Visual Studio provides you with a starting point by placing the markup for an ApplicationBar
in a comment block when you create a new Windows Phone Portrait Page, a Windows Phone Landscape Page, and various Windows Phone projects using the Add New Item and New Project dialogs.
The ApplicationBar
requires a namespace alias at the top of your page or control, as shown:
xmlns:shell="clr-namespace:Microsoft.Phone.Shell;assembly=Microsoft.Phone"
The markup for an ApplicationBar
element is placed in the page’s phone:PhoneApplicationPage
element. Placed within it are ApplicationBarIconButton
elements and a MenuItems
element containing ApplicationBarMenuItem
, as shown in the following example:
<phone:PhoneApplicationPage.ApplicationBar>
<shell:ApplicationBar IsVisible="True" IsMenuEnabled="True">
<shell:ApplicationBarIconButton
IconUri="/Images/appbar_button1.png"
Text="Button 1"/>
<shell:ApplicationBarIconButton
IconUri="/Images/appbar_button2.png"
Text="Button 2"/>
<shell:ApplicationBar.MenuItems>
<shell:ApplicationBarMenuItem Text="MenuItem 1"/>
<shell:ApplicationBarMenuItem Text="MenuItem 2"/>
</shell:ApplicationBar.MenuItems>
</shell:ApplicationBar>
</phone:PhoneApplicationPage.ApplicationBar>
Note
The application bar can contain up to four buttons and up to 50 menu items.

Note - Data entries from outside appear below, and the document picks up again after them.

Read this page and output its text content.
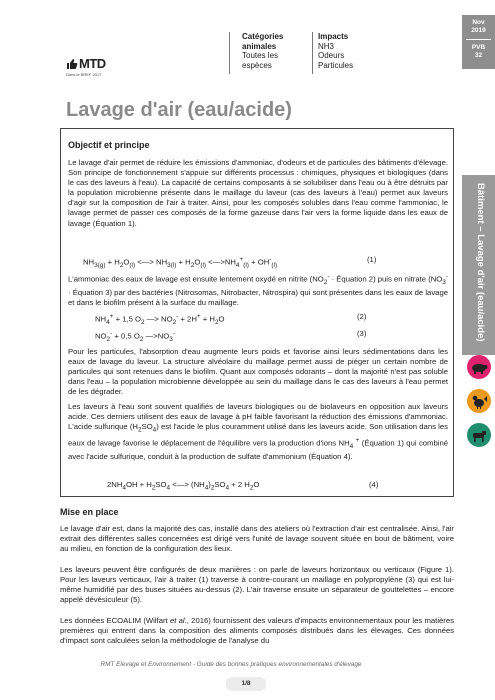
MTD
Dans le BREF 2017
Catégories
animales
Toutes les
espèces
Impacts
NH3
Odeurs
Particules
Nov
2019
PVB
32
Bâtiment – Lavage d'air (eau/acide)
Lavage d'air (eau/acide)
Objectif et principe
Le lavage d'air permet de réduire les émissions d'ammoniac, d'odeurs et de particules des bâtiments d'élevage. Son principe de fonctionnement s'appuie sur différents processus : chimiques, physiques et biologiques (dans le cas des laveurs à l'eau). La capacité de certains composants à se solubiliser dans l'eau ou à être détruits par la population microbienne présente dans le maillage du laveur (cas des laveurs à l'eau) permet aux laveurs d'agir sur la composition de l'air à traiter. Ainsi, pour les composés solubles dans l'eau comme l'ammoniac, le lavage permet de passer ces composés de la forme gazeuse dans l'air vers la forme liquide dans les eaux de lavage (Équation 1).
$NH_{3(g)} + H_2O_{(l)}$ <—> $NH_{3(l)} + H_2O_{(l)}$ $<—>NH_4^+_{(l)} + OH^-_{(l)}$
(1)
L'ammoniac des eaux de lavage est ensuite lentement oxydé en nitrite ($NO_2^-$ · Équation 2) puis en nitrate ($NO_3^-$ · Équation 3) par des bactéries (Nitrosomas, Nitrobacter, Nitrospira) qui sont présentes dans les eaux de lavage et dans le biofilm présent à la surface du maillage.
$NH_4^+ + 1,5$ $O_2$ —> $NO_2^- + 2H^+ + H_2O$	(2)
$NO_2^- + 0,5$ $O_2$ $—>NO_3^-$	(3)
Pour les particules, l'absorption d'eau augmente leurs poids et favorise ainsi leurs sédimentations dans les eaux de lavage du laveur. La structure alvéolaire du maillage permet aussi de piéger un certain nombre de particules qui sont retenues dans le biofilm. Quant aux composés odorants – dont la majorité n'est pas soluble dans l'eau – la population microbienne développée au sein du maillage dans le cas des laveurs à l'eau permet de les dégrader.
Les laveurs à l'eau sont souvent qualifiés de laveurs biologiques ou de biolaveurs en opposition aux laveurs acide. Ces derniers utilisent des eaux de lavage à pH faible favorisant la réduction des émissions d'ammoniac. L'acide sulfurique $(H_2SO_4)$ est l'acide le plus couramment utilisé dans les laveurs acide. Son utilisation dans les eaux de lavage favorise le déplacement de l'équilibre vers la production d'ions $NH_4$ + (Équation 1) qui combiné avec l'acide sulfurique, conduit à la production de sulfate d'ammonium (Équation 4).
$2NH_4OH + H_2SO_4$ <—> $(NH_4)_2SO_4 + 2$ $H_2O$	(4)
Mise en place
Le lavage d'air est, dans la majorité des cas, installé dans des ateliers où l'extraction d'air est centralisée. Ainsi, l'air extrait des différentes salles concernées est dirigé vers l'unité de lavage souvent située en bout de bâtiment, voire au milieu, en fonction de la configuration des lieux.
Les laveurs peuvent être configurés de deux manières : on parle de laveurs horizontaux ou verticaux (Figure 1). Pour les laveurs verticaux, l'air à traiter (1) traverse à contre-courant un maillage en polypropylène (3) qui est lui-même humidifié par des buses situées au-dessus (2). L'air traverse ensuite un séparateur de gouttelettes – encore appelé dévésiculeur (5).
Les données ECOALIM (Wilfart et al., 2016) fournissent des valeurs d'impacts environnementaux pour les matières premières qui entrent dans la composition des aliments composés distribués dans les élevages. Ces données d'impact sont calculées selon la méthodologie de l'analyse du
RMT Elevage et Environnement - Guide des bonnes pratiques environnementales d'élevage
1/8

Avoid placing more than six menu items in the application bar. Doing so decreases the usability of your page, forcing the user to scroll down a long list to find the menu item that she is seeking.

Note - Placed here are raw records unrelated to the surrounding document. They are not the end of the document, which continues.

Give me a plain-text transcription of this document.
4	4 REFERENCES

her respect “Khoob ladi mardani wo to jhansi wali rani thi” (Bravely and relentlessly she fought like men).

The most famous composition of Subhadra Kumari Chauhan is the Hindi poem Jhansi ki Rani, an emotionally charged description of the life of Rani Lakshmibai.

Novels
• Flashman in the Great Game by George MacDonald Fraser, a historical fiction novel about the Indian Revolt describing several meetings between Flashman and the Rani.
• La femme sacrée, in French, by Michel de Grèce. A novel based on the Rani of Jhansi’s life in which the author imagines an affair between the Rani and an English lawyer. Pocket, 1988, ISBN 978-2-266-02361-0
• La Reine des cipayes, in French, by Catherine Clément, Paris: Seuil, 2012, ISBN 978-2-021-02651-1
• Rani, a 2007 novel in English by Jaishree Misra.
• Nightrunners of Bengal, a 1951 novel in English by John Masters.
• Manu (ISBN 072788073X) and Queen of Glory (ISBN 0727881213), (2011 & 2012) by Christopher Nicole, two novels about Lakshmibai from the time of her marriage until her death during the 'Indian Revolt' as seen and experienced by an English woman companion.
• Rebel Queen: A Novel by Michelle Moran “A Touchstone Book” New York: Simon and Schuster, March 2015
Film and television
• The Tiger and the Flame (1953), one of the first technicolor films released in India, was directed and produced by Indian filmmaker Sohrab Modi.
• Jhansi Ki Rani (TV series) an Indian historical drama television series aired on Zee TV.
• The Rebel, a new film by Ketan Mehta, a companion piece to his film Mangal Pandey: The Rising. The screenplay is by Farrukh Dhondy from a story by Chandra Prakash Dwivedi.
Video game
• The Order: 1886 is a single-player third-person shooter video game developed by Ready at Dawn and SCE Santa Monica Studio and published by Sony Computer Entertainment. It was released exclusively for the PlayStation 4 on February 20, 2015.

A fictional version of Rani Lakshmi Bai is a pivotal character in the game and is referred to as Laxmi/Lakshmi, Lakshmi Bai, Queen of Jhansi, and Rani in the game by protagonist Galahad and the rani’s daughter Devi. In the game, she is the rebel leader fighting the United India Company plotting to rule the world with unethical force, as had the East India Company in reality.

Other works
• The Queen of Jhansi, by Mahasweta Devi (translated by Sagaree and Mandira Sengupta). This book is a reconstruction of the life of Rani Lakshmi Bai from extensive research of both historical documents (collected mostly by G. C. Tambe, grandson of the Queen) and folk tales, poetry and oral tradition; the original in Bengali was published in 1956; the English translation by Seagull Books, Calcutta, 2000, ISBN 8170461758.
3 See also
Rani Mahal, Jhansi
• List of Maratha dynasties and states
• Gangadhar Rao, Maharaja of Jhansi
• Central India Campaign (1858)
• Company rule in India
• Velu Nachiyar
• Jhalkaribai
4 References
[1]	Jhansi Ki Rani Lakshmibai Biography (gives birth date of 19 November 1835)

When your PhoneApplicationPage
is created, its ApplicationBar
property is automatically assigned to the ApplicationBar
instance if it exists.
The ApplicationBar
consists of two collections of items, each with a corresponding ApplicationBar
property: Buttons
and MenuItems
. The Buttons
property is the ApplicationBar
’s Content property, which means that in XAML any items located directly as child elements of the ApplicationBar
element must be ApplicationBarIconButtons
and are placed in the ApplicationBar.Buttons
collection automatically.
Figure 8.1 shows an example of an application bar in its expanded state.

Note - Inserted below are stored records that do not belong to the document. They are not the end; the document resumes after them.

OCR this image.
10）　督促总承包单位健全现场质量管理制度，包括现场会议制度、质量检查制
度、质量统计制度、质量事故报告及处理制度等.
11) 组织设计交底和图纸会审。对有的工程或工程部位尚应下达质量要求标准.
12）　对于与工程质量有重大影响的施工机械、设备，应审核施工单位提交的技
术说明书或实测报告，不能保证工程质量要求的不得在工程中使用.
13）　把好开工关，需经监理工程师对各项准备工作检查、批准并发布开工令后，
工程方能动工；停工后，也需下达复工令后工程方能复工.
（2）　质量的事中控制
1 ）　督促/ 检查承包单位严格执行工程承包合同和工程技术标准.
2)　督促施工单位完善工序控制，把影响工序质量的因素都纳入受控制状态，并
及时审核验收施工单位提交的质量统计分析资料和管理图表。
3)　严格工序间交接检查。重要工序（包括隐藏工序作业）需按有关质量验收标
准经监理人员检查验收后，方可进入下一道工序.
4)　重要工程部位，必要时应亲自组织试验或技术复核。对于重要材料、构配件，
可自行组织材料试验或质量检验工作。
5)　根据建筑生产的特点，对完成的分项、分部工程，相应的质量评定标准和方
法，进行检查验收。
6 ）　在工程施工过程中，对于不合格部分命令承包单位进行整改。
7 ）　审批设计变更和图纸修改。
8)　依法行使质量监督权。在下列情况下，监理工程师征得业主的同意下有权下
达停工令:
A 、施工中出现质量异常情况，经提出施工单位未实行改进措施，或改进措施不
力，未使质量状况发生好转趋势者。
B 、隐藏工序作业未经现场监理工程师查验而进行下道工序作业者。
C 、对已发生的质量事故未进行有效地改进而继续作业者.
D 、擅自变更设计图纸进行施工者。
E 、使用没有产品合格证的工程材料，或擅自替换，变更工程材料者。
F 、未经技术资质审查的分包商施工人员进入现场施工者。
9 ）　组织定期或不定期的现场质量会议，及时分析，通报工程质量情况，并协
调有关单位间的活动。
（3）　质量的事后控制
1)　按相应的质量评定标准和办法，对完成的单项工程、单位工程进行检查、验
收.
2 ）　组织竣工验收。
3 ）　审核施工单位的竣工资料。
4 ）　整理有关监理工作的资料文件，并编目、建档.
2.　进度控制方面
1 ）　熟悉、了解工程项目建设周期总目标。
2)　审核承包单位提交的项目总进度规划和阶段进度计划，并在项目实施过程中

To prevent the menu section from being expanded, set the ApplicationBar.IsMenuEnabled
property to false
. To hide the application bar entirely, set the ApplicationBar.IsVisible
property to false
.
Since the release of Windows Phone 7.1 SDK, you have been able to minimize the application bar so that just the bar’s ellipsis is shown. This is controlled by the Mode
property of the ApplicationBar
, which can be either Default or Minimized.
In portrait mode the height of the application bar is fixed at 72 pixels. In landscape mode its width is also fixed at 72 pixels. When minimized, the application bar’s icon buttons are not shown, and the height of the icon button tray is reduced from 72 pixels to 30 pixels.
The system tray is 32 pixels high in portrait mode and 72 pixels wide in landscape mode. It always extends to the edge of the screen.